Real vs AI Doctors
/In the old American folk tale, steel-driving man John Henry squares off against a steam-powered hammer. Henry dies when his heart gives out after (just barely) beating the machine. In our modern world, human doctors are faring much better against their artificial intelligence (AI) counterparts. In fact, according to the latest research from Harvard Medical School, the humans are kicking the robots' butts.
Real-life doctors make a correct diagnosis more than twice as frequently as the 23 most commonly-used “doctor apps.” These apps typically take symptoms as input and generate their diagnosis by cross-indexing against a database of diseases.
There is no denying the growing popularity of these AI docs, however. Hundreds of millions of people use Internet sites, smartphone apps, or desktop computer programs to self-diagnose their symptoms. The process is quick and often free. The results, however, are frequently incorrect.
In the Harvard study, 234 internal medicine physicians were asked to evaluate 45 clinical cases. The cases ran the gamut of common and uncommon conditions, all with varying degrees of severity. In each scenario, the doctors had to identify the most likely diagnosis along with two additional possible diagnoses. Each of these diagnosis scenarios were solved by a minimum of 20 physicians.
In the John Henry-style head-to-head contest, the humans delivered the correct diagnosis 72 percent of the time. The algorithms delivered the right answer only 34 percent of the time. Adding some gray area to the diagnoses, 84 percent of the doctors generated the correct diagnosis in the top three possibilities, compared to only 51 percent for the robots.
Worse still (for the machines), the biggest discrepancy was in the area of more severe and less common illnesses.
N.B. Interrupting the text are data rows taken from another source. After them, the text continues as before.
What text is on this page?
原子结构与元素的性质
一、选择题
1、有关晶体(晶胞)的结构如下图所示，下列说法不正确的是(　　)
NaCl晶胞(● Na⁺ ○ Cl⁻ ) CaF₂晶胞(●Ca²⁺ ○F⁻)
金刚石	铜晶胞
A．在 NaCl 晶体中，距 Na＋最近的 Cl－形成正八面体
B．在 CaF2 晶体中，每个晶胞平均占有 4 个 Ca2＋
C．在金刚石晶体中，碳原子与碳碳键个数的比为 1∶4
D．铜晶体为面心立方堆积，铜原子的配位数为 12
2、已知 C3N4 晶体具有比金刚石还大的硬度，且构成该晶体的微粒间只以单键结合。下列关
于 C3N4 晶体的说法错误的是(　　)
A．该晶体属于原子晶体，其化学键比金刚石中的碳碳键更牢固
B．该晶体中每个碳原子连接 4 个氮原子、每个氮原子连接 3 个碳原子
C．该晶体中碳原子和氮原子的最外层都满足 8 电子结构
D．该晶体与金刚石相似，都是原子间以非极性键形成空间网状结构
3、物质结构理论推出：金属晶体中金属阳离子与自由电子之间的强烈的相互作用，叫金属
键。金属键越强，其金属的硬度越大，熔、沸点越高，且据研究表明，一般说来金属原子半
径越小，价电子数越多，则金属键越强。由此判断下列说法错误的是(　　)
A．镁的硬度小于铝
The software performed a little better in the arena of less acute and more common sicknesses.
"While the computer programs were clearly inferior to physicians in terms of diagnostic accuracy, it will be critical to study future generations of computer programs that may be more accurate," said senior investigator and graceful victor Ateev Mehrotra, an associate professor of health care policy at Harvard Medical School.
Champagne and victory laps behind us, there is no denying the sobering reality that, although man trounced the machinery, human physicians still clocked in with errors in 15 percent of the cases. So maybe the best solution is for man and machine doctors to join forces?
"Clinical diagnosis is currently as much art as it is science, but there is great promise for technology to help augment clinical diagnoses," Mehrotra said. "That is the true value proposition of these tools."
The final score was published in the Journal of the American Medical Association.